Plus, it’s amazing to see Ilana adapt her outfits for winter weather.
Ilana Glazer: It’s true, it’s so funny.
Jacobson: Global warming made it easier for her to adapt her clothing, unfortunately.
Glazer: You know, New York is such a different city in the winter. There’s like such different vibes in each season, but we did find that there’s barely a winter anymore and that we were acting colder than we expected to. There was like one storm. You know, it’s not like it just makes things hotter, it just makes the ups and downs more drastic. There was this one storm that, it gave us a snow day, and then it was melted by the next day. It was a crazy lens through which to see global warming. I had never seen it like that before. It was creepy.
It also seemed like Abbi and Ilana were very slowly sort of crawling their way to a slightly more responsible adulthood. Like, Abbi is working at the corporate firm, and Ilana is making actual money as a waitress. I think that kind of compromise will really resonate with a lot of people, because all had that moment where you kind of had to grow up and take the job with health insurance, right?

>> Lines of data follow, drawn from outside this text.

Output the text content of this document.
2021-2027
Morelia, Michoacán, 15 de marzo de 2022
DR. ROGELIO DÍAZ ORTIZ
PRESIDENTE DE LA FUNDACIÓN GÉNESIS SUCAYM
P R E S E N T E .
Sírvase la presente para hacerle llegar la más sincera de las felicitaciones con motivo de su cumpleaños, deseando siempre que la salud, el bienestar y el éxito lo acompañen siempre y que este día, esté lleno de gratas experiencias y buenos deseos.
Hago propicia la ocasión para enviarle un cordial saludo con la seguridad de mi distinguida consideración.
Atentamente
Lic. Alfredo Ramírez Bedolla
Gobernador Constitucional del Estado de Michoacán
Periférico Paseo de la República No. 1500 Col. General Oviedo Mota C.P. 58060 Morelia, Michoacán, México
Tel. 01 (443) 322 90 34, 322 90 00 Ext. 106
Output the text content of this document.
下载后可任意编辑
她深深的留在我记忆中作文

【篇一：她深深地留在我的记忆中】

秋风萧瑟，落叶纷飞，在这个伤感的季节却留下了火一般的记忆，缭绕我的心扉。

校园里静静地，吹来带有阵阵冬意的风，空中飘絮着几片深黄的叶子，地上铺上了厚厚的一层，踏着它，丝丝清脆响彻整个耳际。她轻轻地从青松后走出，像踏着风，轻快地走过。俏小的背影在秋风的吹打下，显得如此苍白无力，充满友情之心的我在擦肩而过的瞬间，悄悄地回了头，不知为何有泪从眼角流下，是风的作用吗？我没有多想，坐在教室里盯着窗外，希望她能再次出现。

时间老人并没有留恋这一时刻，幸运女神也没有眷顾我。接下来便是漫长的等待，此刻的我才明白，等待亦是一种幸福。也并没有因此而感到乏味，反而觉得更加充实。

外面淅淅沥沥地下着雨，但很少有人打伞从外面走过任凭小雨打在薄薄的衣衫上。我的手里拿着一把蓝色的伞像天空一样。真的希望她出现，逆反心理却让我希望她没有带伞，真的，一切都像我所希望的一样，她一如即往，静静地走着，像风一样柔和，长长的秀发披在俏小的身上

Jacobson: You know, I think over the course of writing this season, Ilana and I really realized, like, this show can’t be one of those shows where these characters are just in the same place forever. We’re getting older and the characters are based on us, and now Abbi is 28, Ilana’s 26, they’re getting into their late 20’s and things just inevitably have to shift a little bit. They don’t shift all the way, or whatever, but we have to show how the characters are changing and reflect that in the storylines and in their struggles. Whether it is a mundane task at hand, you know, they’re just in a different place, and we haven’t been on the air for 17 months. That’s a lot of time when you’re in your twenties. We’ve been talking, you know, in interviews, just to reiterate that this show has existed over those 17 months. The world of Broad City has continued and we’re picking up not where we left off, we’re picking up now. Time has passed, and they are in a little bit of a different place.